D’où Amos le koala, Romi le rhinocéros, Popov l’hippopotame, Bernie l’ours. Bernie… comme Bernard ?
JC :
Oui, Bernard m’a un peu inspiré ce personnage de l’ours qui apparaît pour la première fois dans notre second livre, Le Cube rouge. Il fallait lui donner un nom… Alors, j’ai pensé à Bernie, un surnom de Bernard.
Au cours de tes années de formation, et encore aujourd’hui, quels ont été les artistes qui ont nourri, accompagné ton travail ?
JC :
Je me souviens avoir été marquée par le graphisme japonais et les dessins animés des années 70. J’ai été imprégnée par l’œuvre d’Hergé évidemment mais j’ai une très forte admiration pour le dessin de Franquin, tellement vivant. Egon Schiele, Toulouse-Lautrec sont des références perpétuelles. J’ai été très marquée par l’univers des Moomin créé par Tove Jansson, à la fois littéraire, poétique et graphique. Plus tard, j’ai aimé les artistes Paul Cox, Enzo Mari, Kastumi Komagata, Bruno Munari... qui ont en commun d’être des auteurs-illustrateurs, créant des ponts entre plusieurs disciplines : le graphisme, la peinture, le volume... On est alors plus proche du livre d’artiste que du livre illustré. Dans les années 90, la créativité des éditions du Rouergue a été également un déclic assez révélateur.

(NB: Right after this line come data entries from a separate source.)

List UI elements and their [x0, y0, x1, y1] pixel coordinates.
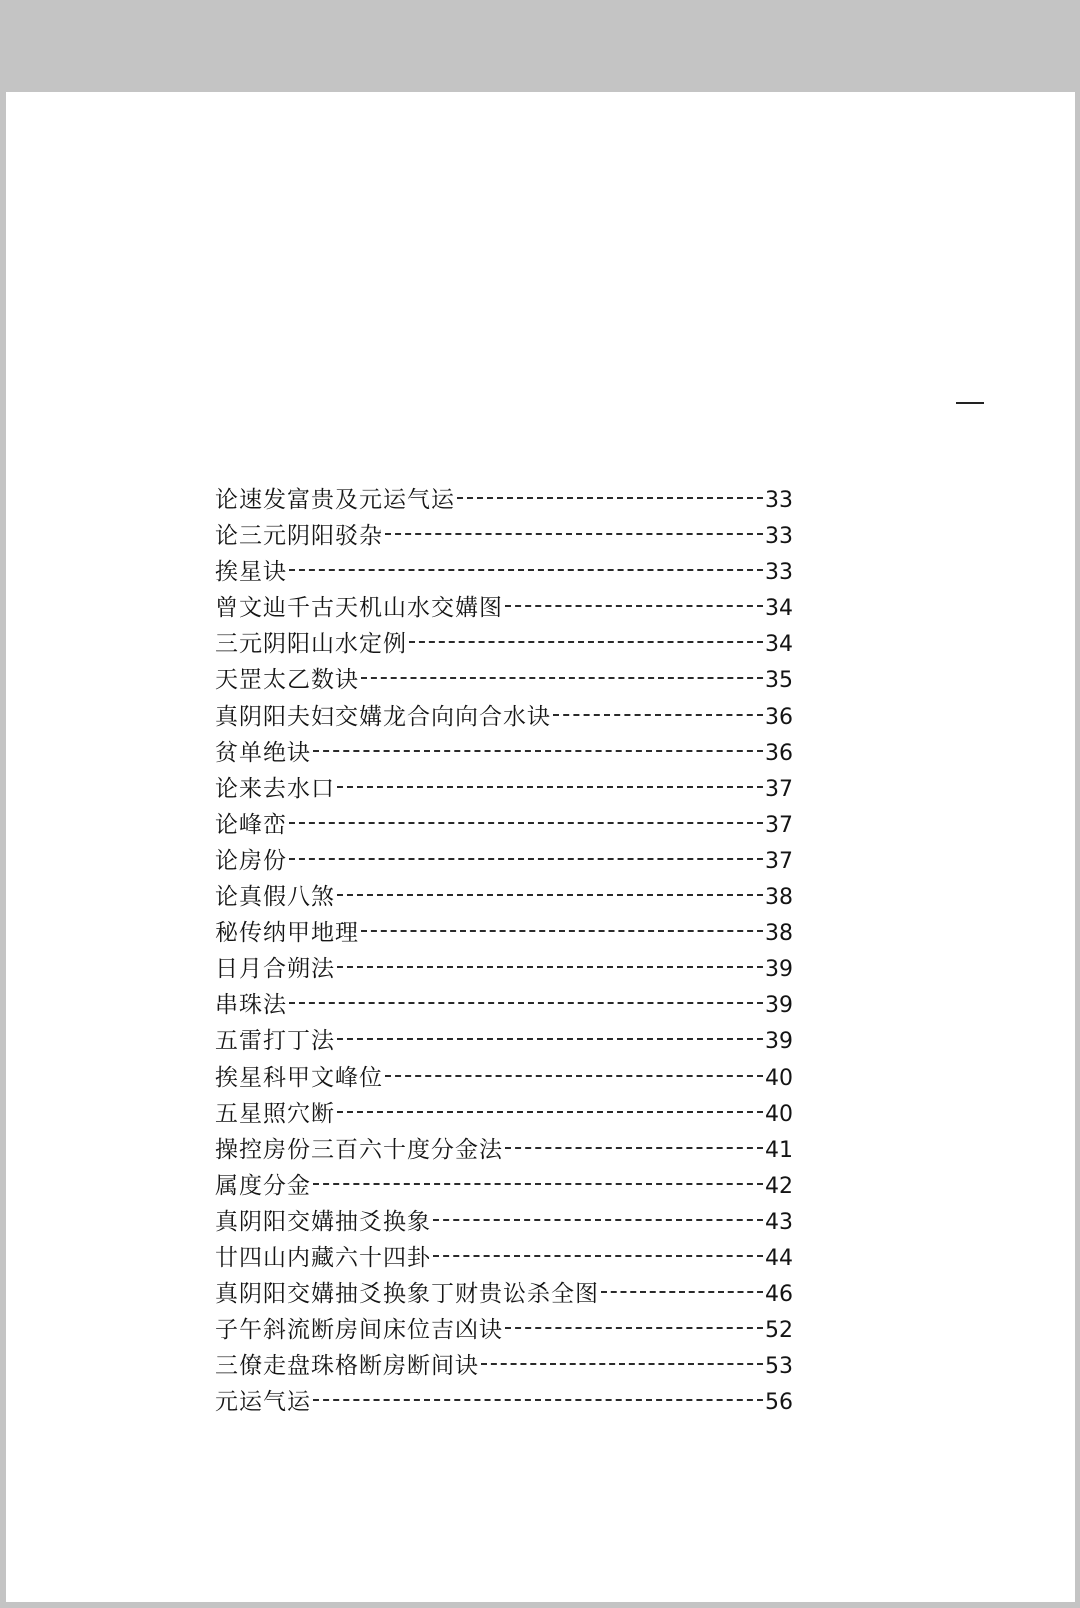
toc-entry: [215, 1312, 793, 1348]
toc-page-number: 34: [765, 632, 793, 658]
toc-entry: [215, 843, 793, 879]
toc-dot-leader: [289, 822, 763, 824]
toc-entry: [215, 1060, 793, 1096]
toc-dot-leader: [385, 1075, 763, 1077]
toc-entry-title: 论峰峦: [215, 811, 287, 838]
toc-entry: [215, 554, 793, 590]
toc-entry-title: 秘传纳甲地理: [215, 920, 359, 947]
toc-entry: [215, 1240, 793, 1276]
toc-dot-leader: [433, 1219, 763, 1221]
toc-dot-leader: [337, 786, 763, 788]
toc-entry: [215, 951, 793, 987]
toc-page-number: 36: [765, 740, 793, 766]
toc-page-number: 38: [765, 921, 793, 947]
toc-page-number: 33: [765, 560, 793, 586]
toc-entry-title: 三元阴阳山水定例: [215, 631, 407, 658]
toc-page-number: 37: [765, 812, 793, 838]
toc-dot-leader: [505, 1147, 763, 1149]
toc-entry: [215, 482, 793, 518]
toc-dot-leader: [289, 858, 763, 860]
toc-page-number: 39: [765, 993, 793, 1019]
toc-entry-title: 五雷打丁法: [215, 1028, 335, 1055]
toc-page-number: 33: [765, 524, 793, 550]
toc-dot-leader: [313, 750, 763, 752]
toc-entry-title: 真阴阳交媾抽爻换象: [215, 1208, 431, 1235]
toc-entry: [215, 590, 793, 626]
toc-page-number: 46: [765, 1282, 793, 1308]
toc-dot-leader: [601, 1291, 763, 1293]
toc-page-number: 44: [765, 1245, 793, 1271]
toc-dot-leader: [289, 569, 763, 571]
toc-dot-leader: [337, 1038, 763, 1040]
toc-entry-title: 论真假八煞: [215, 884, 335, 911]
toc-entry-title: 日月合朔法: [215, 956, 335, 983]
toc-entry-title: 天罡太乙数诀: [215, 667, 359, 694]
toc-dot-leader: [505, 605, 763, 607]
toc-entry-title: 串珠法: [215, 992, 287, 1019]
toc-dot-leader: [505, 1327, 763, 1329]
toc-entry-title: 论速发富贵及元运气运: [215, 487, 455, 513]
toc-page-number: 34: [765, 596, 793, 622]
toc-dot-leader: [361, 930, 763, 932]
toc-page-number: 53: [765, 1354, 793, 1380]
toc-entry-title: 论三元阴阳驳杂: [215, 523, 383, 550]
toc-dot-leader: [481, 1363, 763, 1365]
toc-dot-leader: [313, 1399, 763, 1401]
table-of-contents: [215, 482, 793, 1420]
toc-entry: [215, 1384, 793, 1420]
toc-page-number: 43: [765, 1209, 793, 1235]
toc-dot-leader: [553, 714, 763, 716]
toc-entry: [215, 626, 793, 662]
toc-entry-title: 贫单绝诀: [215, 739, 311, 766]
toc-page-number: 52: [765, 1318, 793, 1344]
toc-dot-leader: [433, 1255, 763, 1257]
toc-entry: [215, 915, 793, 951]
toc-entry-title: 子午斜流断房间床位吉凶诀: [215, 1317, 503, 1344]
toc-page-number: 40: [765, 1101, 793, 1127]
toc-page-number: 41: [765, 1137, 793, 1163]
toc-page-number: 33: [765, 488, 793, 513]
toc-entry: [215, 771, 793, 807]
toc-page-number: 42: [765, 1173, 793, 1199]
toc-entry-title: 属度分金: [215, 1172, 311, 1199]
toc-entry-title: 挨星诀: [215, 559, 287, 586]
toc-entry: [215, 1096, 793, 1132]
toc-dot-leader: [337, 894, 763, 896]
toc-entry-title: 真阴阳交媾抽爻换象丁财贵讼杀全图: [215, 1281, 599, 1308]
toc-entry: [215, 1348, 793, 1384]
toc-dot-leader: [337, 966, 763, 968]
toc-entry: [215, 1132, 793, 1168]
toc-entry: [215, 1276, 793, 1312]
toc-entry-title: 论房份: [215, 847, 287, 874]
toc-entry: [215, 1204, 793, 1240]
toc-dot-leader: [361, 677, 763, 679]
toc-dot-leader: [409, 641, 763, 643]
toc-entry-title: 五星照穴断: [215, 1100, 335, 1127]
toc-dot-leader: [457, 497, 763, 499]
toc-page-number: 40: [765, 1065, 793, 1091]
toc-entry: [215, 807, 793, 843]
toc-dot-leader: [289, 1002, 763, 1004]
toc-entry: [215, 735, 793, 771]
toc-entry: [215, 879, 793, 915]
toc-entry-title: 论来去水口: [215, 775, 335, 802]
toc-entry: [215, 662, 793, 698]
toc-entry-title: 元运气运: [215, 1389, 311, 1416]
toc-entry-title: 真阴阳夫妇交媾龙合向向合水诀: [215, 703, 551, 730]
toc-page-number: 37: [765, 776, 793, 802]
toc-page-number: 39: [765, 957, 793, 983]
toc-page-number: 39: [765, 1029, 793, 1055]
toc-dot-leader: [337, 1111, 763, 1113]
toc-dot-leader: [313, 1183, 763, 1185]
toc-entry: [215, 518, 793, 554]
toc-page-number: 38: [765, 885, 793, 911]
toc-entry: [215, 1168, 793, 1204]
toc-page-number: 36: [765, 704, 793, 730]
toc-entry-title: 三僚走盘珠格断房断间诀: [215, 1353, 479, 1380]
toc-entry: [215, 699, 793, 735]
toc-entry-title: 挨星科甲文峰位: [215, 1064, 383, 1091]
page-mark: [956, 402, 984, 404]
toc-dot-leader: [385, 533, 763, 535]
toc-page-number: 35: [765, 668, 793, 694]
toc-page-number: 56: [765, 1390, 793, 1416]
toc-entry: [215, 987, 793, 1023]
toc-entry: [215, 1023, 793, 1059]
toc-entry-title: 曾文辿千古天机山水交媾图: [215, 595, 503, 622]
toc-page-number: 37: [765, 848, 793, 874]
toc-entry-title: 操控房份三百六十度分金法: [215, 1136, 503, 1163]
toc-entry-title: 廿四山内藏六十四卦: [215, 1244, 431, 1271]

J’aimais aussi beaucoup Quino [le créateur du personnage de Mafalda]. Dick Bruna [le créateur de Miffy], Ali Mitgutsch, et Zdenek Miller [le créateur de la petite taupe Taupek] m’ont influencée aussi.

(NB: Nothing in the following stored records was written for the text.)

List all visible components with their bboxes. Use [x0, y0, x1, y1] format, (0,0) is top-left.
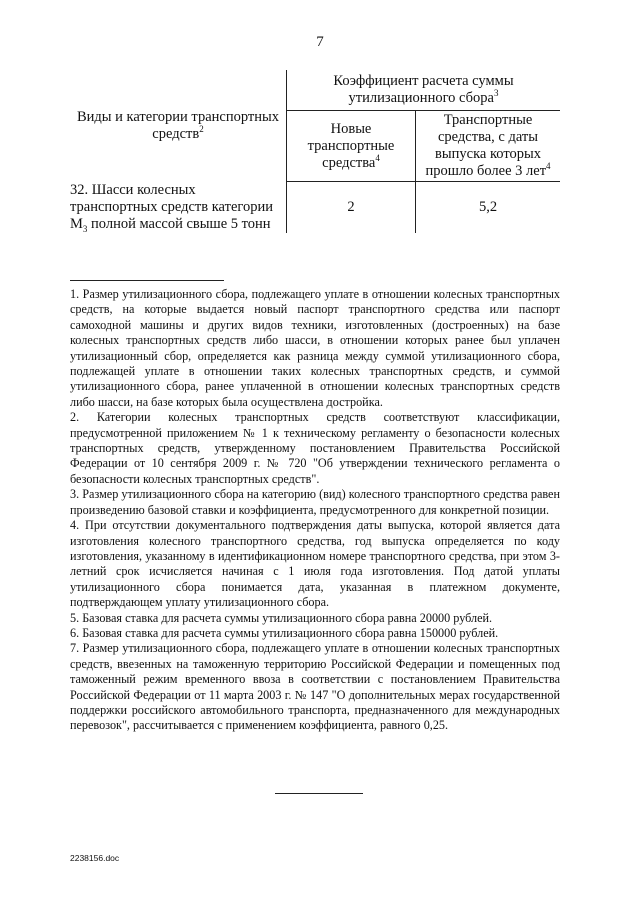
footnote-ref: 4 [375, 152, 380, 163]
footnote-4: 4. При отсутствии документального подтверждения даты выпуска, которой является дата изготовления колесного транспортного средства, год выпуска определяется по коду изготовления, указанному в идентификационном номере транспортного средства, при этом 3-летний срок исчисляется начиная с 1 июля года изготовления. Под датой уплаты утилизационного сбора понимается дата, указанная в платежном документе, подтверждающем уплату утилизационного сбора. [70, 518, 560, 610]
footnote-1: 1. Размер утилизационного сбора, подлежащего уплате в отношении колесных транспортных средств, на которые выдается новый паспорт транспортного средства или паспорт самоходной машины и других видов техники, изготовленных (достроенных) на базе колесных транспортных средств либо шасси, в отношении которых ранее был уплачен утилизационный сбор, определяется как разница между суммой утилизационного сбора, подлежащей уплате в отношении таких колесных транспортных средств, и суммой утилизационного сбора, ранее уплаченной в отношении колесных транспортных средств либо шасси, на базе которых была осуществлена достройка. [70, 287, 560, 409]
header-old-vehicles [416, 111, 561, 182]
document-code: 2238156.doc [70, 853, 120, 863]
row-new-coefficient: 2 [287, 182, 416, 233]
coefficient-table [70, 70, 560, 233]
row-old-coefficient: 5,2 [478, 198, 498, 215]
header-vehicle-types-text: Виды и категории транспортных средств [76, 108, 279, 142]
row-vehicle-type-text: 32. Шасси колесных транспортных средств категории М [70, 181, 273, 232]
footnotes [70, 287, 560, 734]
header-coefficient [287, 70, 561, 111]
footnote-5: 5. Базовая ставка для расчета суммы утилизационного сбора равна 20000 рублей. [70, 610, 493, 625]
header-coefficient-text: Коэффициент расчета суммы утилизационного сбора [333, 73, 514, 106]
footnote-6: 6. Базовая ставка для расчета суммы утилизационного сбора равна 150000 рублей. [70, 625, 499, 640]
page-number: 7 [316, 34, 324, 50]
footnote-ref: 3 [493, 88, 499, 99]
category-subscript: 3 [82, 223, 88, 234]
row-vehicle-type-text-end: полной массой свыше 5 тонн [87, 215, 271, 232]
header-new-vehicles [287, 111, 416, 182]
table-row [70, 182, 560, 233]
footnote-ref: 2 [199, 123, 204, 134]
header-vehicle-types [70, 70, 287, 182]
footnote-separator [70, 280, 224, 281]
footnote-3: 3. Размер утилизационного сбора на категорию (вид) колесного транспортного средства равен произведению базовой ставки и коэффициента, предусмотренного для конкретной позиции. [70, 487, 560, 517]
end-separator [275, 793, 363, 794]
footnote-2: 2. Категории колесных транспортных средств соответствуют классификации, предусмотренной приложением № 1 к техническому регламенту о безопасности колесных транспортных средств, утвержденному постановлением Правительства Российской Федерации от 10 сентября 2009 г. № 720 "Об утверждении технического регламента о безопасности колесных транспортных средств". [70, 410, 560, 486]
footnote-ref: 4 [546, 161, 551, 172]
footnote-7: 7. Размер утилизационного сбора, подлежащего уплате в отношении колесных транспортных средств, ввезенных на таможенную территорию Российской Федерации и помещенных под таможенный режим временного ввоза в соответствии с постановлением Правительства Российской Федерации от 11 марта 2003 г. № 147 "О дополнительных мерах государственной поддержки российского автомобильного транспорта, предназначенного для международных перевозок", рассчитывается с применением коэффициента, равного 0,25. [70, 641, 560, 733]
row-vehicle-type [70, 182, 287, 233]
header-new-vehicles-text: Новые транспортные средства [307, 120, 395, 171]
header-old-vehicles-text: Транспортные средства, с даты выпуска которых прошло более 3 лет [425, 112, 547, 179]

Et vous, Bernard, quel a été votre parcours ? Etiez-vous un enfant créatif ? Comment avez-vous découvert le pop-up ?
BD :
Enfant, je « bidouillais », j’explorais, je dessinais beaucoup. La conscience de vouloir faire un métier artistique est arrivée tôt, je crois (en tous cas, dans mes souvenirs), et j’ai eu la possibilité de faire des études d’art, dans le nord de la France. Autodidacte en ce qui concerne l’apprentissage des mécanismes pop-ups, j’ai pu expérimenter beaucoup de choses dans le cadre de mes études en école d’art et de design. Des rencontres avec des collectionneurs et collectionneuses de livres animés m’ont ouvert à l’histoire, et à d’autres créateurs de livres animés : Nister, Meggendorfer, Moseley, James Roger Diaz, Komagata et pleins d’autres ! Mes explorations en pop-up ont eu une bonne place lors de mon diplôme de fin d’études : sculptures, livres, expériences d’interactivité en numérique. Après un début de vie professionnelle en tant que graphiste, je me suis spécialisé dans le design papier. Je suis ingénieur papier depuis les années 2000.

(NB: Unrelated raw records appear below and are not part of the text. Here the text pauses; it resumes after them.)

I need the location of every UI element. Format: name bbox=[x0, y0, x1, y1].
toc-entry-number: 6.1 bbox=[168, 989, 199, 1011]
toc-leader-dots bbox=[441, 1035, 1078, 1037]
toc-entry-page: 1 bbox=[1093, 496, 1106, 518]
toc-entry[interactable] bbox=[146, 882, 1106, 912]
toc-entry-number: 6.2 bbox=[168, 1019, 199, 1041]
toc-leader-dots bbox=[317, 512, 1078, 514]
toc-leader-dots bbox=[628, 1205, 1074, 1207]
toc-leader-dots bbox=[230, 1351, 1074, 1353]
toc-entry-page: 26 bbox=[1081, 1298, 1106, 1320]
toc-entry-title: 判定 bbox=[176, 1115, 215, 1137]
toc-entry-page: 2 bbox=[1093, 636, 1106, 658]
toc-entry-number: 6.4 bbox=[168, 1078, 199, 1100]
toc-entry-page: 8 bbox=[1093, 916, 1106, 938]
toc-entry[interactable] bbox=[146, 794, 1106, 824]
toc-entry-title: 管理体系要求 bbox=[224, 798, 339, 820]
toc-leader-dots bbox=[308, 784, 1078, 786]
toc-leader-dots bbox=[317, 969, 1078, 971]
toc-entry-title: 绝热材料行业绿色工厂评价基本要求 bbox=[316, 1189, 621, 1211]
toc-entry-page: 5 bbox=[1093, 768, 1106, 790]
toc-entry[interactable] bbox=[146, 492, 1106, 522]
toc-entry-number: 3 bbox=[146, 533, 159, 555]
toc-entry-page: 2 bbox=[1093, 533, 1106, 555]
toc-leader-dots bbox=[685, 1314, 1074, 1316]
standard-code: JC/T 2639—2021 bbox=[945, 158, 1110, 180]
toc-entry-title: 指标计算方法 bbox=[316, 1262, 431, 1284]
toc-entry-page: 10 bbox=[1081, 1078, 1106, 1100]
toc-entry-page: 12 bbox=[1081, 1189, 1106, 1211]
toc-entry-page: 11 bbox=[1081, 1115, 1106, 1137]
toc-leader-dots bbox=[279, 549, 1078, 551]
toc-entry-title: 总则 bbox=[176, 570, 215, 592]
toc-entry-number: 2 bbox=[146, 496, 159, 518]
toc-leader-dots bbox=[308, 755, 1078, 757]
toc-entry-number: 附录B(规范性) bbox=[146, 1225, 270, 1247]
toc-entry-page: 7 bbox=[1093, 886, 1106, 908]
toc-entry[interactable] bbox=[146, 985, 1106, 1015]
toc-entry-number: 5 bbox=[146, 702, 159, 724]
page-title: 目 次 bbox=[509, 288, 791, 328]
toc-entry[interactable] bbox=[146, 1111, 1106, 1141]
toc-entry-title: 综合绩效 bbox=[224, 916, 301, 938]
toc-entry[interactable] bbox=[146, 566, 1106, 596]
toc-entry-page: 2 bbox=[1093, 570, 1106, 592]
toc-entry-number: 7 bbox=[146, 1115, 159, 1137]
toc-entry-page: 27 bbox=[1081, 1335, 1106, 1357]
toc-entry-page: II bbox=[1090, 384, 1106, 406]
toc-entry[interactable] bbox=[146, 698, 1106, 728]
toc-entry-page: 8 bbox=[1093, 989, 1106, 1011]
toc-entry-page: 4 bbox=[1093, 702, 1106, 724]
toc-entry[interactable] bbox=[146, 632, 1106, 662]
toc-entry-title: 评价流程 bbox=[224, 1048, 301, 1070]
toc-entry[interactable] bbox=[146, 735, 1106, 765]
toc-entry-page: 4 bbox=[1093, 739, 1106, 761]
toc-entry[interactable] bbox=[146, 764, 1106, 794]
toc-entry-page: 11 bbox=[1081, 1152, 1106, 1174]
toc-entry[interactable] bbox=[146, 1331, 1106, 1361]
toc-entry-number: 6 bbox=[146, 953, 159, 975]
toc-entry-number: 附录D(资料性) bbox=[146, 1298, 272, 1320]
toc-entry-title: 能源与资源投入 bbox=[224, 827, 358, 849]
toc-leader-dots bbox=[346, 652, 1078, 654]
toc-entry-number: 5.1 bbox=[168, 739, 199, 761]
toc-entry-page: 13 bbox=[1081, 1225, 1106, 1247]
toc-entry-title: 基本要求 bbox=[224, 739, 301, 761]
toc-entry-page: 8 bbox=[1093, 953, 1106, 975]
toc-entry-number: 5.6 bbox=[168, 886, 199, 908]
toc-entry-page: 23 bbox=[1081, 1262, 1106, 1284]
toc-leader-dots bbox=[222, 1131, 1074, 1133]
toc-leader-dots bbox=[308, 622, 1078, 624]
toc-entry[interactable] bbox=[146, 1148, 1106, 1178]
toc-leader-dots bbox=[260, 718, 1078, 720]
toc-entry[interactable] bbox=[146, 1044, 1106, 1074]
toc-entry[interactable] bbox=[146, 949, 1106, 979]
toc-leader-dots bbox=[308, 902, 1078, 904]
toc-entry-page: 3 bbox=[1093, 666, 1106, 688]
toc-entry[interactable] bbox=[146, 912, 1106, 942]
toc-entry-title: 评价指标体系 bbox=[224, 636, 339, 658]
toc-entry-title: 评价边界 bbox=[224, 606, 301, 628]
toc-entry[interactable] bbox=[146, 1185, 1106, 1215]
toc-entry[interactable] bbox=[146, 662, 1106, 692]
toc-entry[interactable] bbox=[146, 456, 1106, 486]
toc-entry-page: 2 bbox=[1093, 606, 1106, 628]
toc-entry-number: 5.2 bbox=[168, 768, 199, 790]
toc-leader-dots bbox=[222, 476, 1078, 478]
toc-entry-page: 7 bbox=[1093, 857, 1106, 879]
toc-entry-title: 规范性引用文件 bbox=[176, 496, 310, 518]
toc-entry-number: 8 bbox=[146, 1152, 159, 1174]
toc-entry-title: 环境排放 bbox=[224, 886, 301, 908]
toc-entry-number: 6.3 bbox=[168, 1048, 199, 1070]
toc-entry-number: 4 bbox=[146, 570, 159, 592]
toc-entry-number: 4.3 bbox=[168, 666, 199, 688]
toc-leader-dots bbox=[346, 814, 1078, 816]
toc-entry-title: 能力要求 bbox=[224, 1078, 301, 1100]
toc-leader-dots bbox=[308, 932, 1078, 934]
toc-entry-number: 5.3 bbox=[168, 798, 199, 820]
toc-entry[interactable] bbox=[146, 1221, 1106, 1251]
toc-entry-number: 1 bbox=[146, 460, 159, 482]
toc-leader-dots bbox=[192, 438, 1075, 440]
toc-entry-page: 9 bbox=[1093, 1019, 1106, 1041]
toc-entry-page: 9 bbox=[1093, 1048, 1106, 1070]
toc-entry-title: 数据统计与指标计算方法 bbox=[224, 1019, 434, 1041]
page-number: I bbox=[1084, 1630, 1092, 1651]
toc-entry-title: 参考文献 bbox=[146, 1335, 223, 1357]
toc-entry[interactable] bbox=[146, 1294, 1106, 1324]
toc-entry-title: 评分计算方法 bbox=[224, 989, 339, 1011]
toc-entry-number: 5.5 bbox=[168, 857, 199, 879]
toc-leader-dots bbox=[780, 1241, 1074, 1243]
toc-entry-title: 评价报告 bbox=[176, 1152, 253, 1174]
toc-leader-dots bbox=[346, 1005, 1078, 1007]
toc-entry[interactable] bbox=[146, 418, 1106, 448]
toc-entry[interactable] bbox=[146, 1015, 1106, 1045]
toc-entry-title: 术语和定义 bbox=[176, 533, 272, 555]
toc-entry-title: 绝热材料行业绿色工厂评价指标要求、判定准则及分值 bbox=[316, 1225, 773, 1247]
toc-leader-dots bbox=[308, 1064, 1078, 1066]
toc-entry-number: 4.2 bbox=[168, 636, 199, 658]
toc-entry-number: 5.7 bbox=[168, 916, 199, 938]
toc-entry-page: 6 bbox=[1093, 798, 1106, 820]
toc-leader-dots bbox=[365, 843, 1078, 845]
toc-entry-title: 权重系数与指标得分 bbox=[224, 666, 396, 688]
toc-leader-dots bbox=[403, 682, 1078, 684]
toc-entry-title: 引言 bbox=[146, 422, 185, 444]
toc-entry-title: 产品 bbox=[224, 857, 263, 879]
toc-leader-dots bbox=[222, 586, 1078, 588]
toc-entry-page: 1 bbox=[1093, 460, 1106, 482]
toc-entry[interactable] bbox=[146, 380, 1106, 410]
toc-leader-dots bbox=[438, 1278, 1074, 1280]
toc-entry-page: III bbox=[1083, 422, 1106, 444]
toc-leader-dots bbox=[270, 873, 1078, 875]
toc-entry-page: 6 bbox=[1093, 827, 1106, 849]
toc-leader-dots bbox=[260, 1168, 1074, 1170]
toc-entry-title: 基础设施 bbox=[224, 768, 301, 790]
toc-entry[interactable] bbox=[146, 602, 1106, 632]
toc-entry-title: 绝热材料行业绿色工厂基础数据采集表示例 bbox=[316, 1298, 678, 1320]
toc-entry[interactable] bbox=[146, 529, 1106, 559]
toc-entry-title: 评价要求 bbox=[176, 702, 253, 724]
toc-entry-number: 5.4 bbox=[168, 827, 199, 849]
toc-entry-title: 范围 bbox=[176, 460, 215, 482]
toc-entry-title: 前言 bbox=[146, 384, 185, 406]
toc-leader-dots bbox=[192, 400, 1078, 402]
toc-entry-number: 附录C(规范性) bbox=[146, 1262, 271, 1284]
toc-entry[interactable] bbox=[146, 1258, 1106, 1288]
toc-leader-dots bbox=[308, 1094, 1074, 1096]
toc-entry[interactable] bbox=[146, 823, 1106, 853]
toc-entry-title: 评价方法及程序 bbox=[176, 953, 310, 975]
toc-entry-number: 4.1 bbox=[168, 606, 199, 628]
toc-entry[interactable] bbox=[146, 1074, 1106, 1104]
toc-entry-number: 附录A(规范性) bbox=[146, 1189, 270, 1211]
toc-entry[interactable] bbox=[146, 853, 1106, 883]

À présent, Janik et Bernard, quels sont vos projets ensemble ?
BD : Ensemble, nous avons toujours des petites idées de projets qui s’alimentent au fur et à mesure. Mais il est un peu trop tôt pour parler de prochains projets communs.
JC : Oui, nous allons déjà accueillir Bouh ! dont on avait déjà l’idée en 2016 !
Et séparément ?
JC : J’ai beaucoup de projets de livres que j’élabore seule et des expositions à préparer. J’espère notamment avoir plus de temps pour me consacrer à la peinture au pochoir.
BD : J’ai des projets avec hélium, dont un titre qui paraîtra au printemps prochain, album conçu avec Olivia Cosneau [voir la couverture ci-contre]. En parallèle, les livres qui tournent autour du documentaire m’intéressent toujours. Et un ouvrage chez la Martinière Jeunesse est prévu fin 2022 (suite au titre Volcans paru en 2019).
À suivre, alors !
Propos recueillis par Anne-Sophie Baumann
en septembre 2021.
Remerciement
Anne-Sophie Baumann et Livresanimes.com remercient chaleureusement Janik Coat et Bernard Duisit pour leur confiance et disponibilité.